Transfer-Revolution? Fragen und Antworten zur Urteilsverkündung im Fall Diarra vs. FIFA
Was war passiert?
Die Auseinandersetzung begann 2014. Zwischen Diarra, der zuvor schon für Real Madrid, den FC Arsenal und den FC Chelsea gespielt hatte, und seinem damaligen Klub Lokomotive Moskau kam es zum Bruch. Diarra verließ den Verein wegen Gehaltskürzungen abrupt, nachdem er ein Jahr zuvor einen Vierjahresvertrag unterzeichnet hatte.
Lokomotive verklagte Diarra wegen Vertragsbruchs und die FIFA verhängte eine Geldstrafe von mehr als 10 Millionen Euro, die der Internationale Sportgerichtshof CAS bestätigte.
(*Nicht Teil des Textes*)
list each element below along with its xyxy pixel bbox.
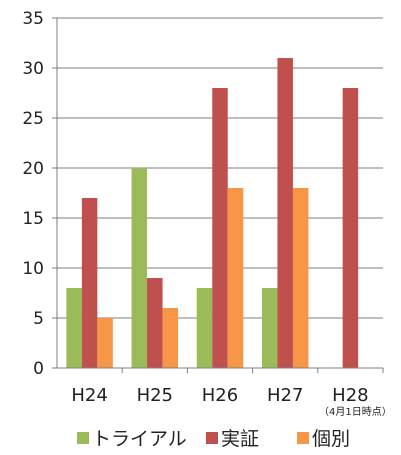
y-tick-label: 25 xyxy=(22,109,44,129)
category-note: （4月1日時点） xyxy=(319,406,392,418)
y-tick-label: 30 xyxy=(22,59,44,79)
bar-H26-series-0 xyxy=(196,288,213,368)
legend: トライアル 実証 個別 xyxy=(77,428,350,450)
x-tick-label: H26 xyxy=(202,385,238,406)
bar-H26-series-1 xyxy=(212,88,228,368)
x-tick-label: H27 xyxy=(267,385,303,406)
bar-H27-series-1 xyxy=(277,58,293,368)
legend-label: 個別 xyxy=(312,428,350,450)
y-tick-label: 0 xyxy=(33,359,44,379)
bar-H25-series-2 xyxy=(162,308,179,368)
x-tick-label: H24 xyxy=(71,385,107,406)
bars xyxy=(66,58,359,368)
legend-label: 実証 xyxy=(221,428,259,450)
legend-swatch xyxy=(297,432,309,444)
y-tick-label: 15 xyxy=(22,209,44,229)
bar-H24-series-1 xyxy=(81,198,98,368)
bar-H24-series-0 xyxy=(66,288,82,368)
x-tick-label: H25 xyxy=(137,385,173,406)
bar-H25-series-0 xyxy=(131,168,148,368)
y-tick-label: 5 xyxy=(33,309,44,329)
y-tick-label: 35 xyxy=(22,9,44,29)
bar-H27-series-2 xyxy=(292,188,309,368)
x-tick-labels: H24 H25 H26 H27 H28（4月1日時点） xyxy=(71,385,391,418)
legend-swatch xyxy=(206,432,218,444)
y-tick-labels: 0 5 10 15 20 25 30 35 xyxy=(22,9,44,379)
bar-H28-series-1 xyxy=(342,88,359,368)
legend-swatch xyxy=(77,432,89,444)
bar-H25-series-1 xyxy=(147,278,163,368)
bar-H27-series-0 xyxy=(261,288,278,368)
bar-H26-series-2 xyxy=(227,188,244,368)
y-tick-label: 10 xyxy=(22,259,44,279)
y-tick-label: 20 xyxy=(22,159,44,179)
legend-label: トライアル xyxy=(92,428,187,450)
x-tick-label: H28 xyxy=(332,385,368,406)
bar-H24-series-2 xyxy=(97,318,113,368)
axes xyxy=(52,17,384,373)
Zudem musste jeder zukünftige Verein Diarras ebenfalls eine Strafe zahlen, weshalb der belgische Erstligist Royal Charleroi Abstand von einer angedachten Verpflichtung nahm.
Diarra und seine Anwälte gingen daraufhin juristisch gegen die FIFA vor. 2017 hatte ein belgisches Handelsgericht Diarra bereits in erster Instanz eine Entschädigung in Höhe von 60.001 Euro wegen des ausgefallenen Transfers zugesprochen.
Worum geht es rechtlich?
Diarras Anwälte, die 1995 schon den Belgier Jean-Marc Bosman in einem ähnlich aufsehenerregenden Fall vertreten hatten, sehen Verstöße im aktuellen System gegen die Arbeitnehmerfreizügigkeit und das Kartellverbot.
Maciej Szpunar, Generalanwalt des EuGH, hatte im April im Grundsatz zugestimmt. Es bestehe "kaum ein Zweifel am restriktiven Charakter der FIFA-Bestimmungen" über den Transferstatus von Spielern und "die angefochtenen Bestimmungen schränken naturgemäß die Möglichkeiten der Spieler ein, den Verein zu wechseln", hatte er ausgeführt.
Welche Auswirkungen könnte das Urteil haben?
Sollte Diarra Recht bekommen, könnten Spieler wohl künftig trotz bestehender Verträge leichter den Verein wechseln, Transfersummen für Topspieler könnten noch stärker in die Höhe schießen. Die Entscheidung des Richters wird deshalb wegweisend für die Entwicklung des Transfermarktes sein.
Die englische Boulevardzeitung Guardian fürchtet "Anarchie", die belgischen Sportrechtsexperten Robby Houben, Oliver Budzinski und Melchior Wathelet schrieben in einem Beitrag, das wahrscheinliche "praktische Ergebnis von Diarra" werde sein, "dass das Transfersystem im Fußball, so wie wir es kennen, zu Fall gebracht wird".
Gab es schon vergleichbare Fälle?
Ja, eben die "Bosman-Entscheidung" im Jahr 1995. Das Urteil zugunsten des belgischen Fußballers war maßgebend dafür, dass Spieler nach Ablauf ihres Vertrages ablösefrei den Verein wechseln dürfen.
Die Verantwortlichen von Bosmans Verein RFC Lüttich hatten 1990 dessen Wechsel zum französischen Zweitligisten USL Dunkerque blockiert, indem sie eine überhöhte Ablösesumme von umgerechnet rund 600.000 Euro forderten. Bosman wurden etwa 780.000 Euro Entschädigung zugesprochen.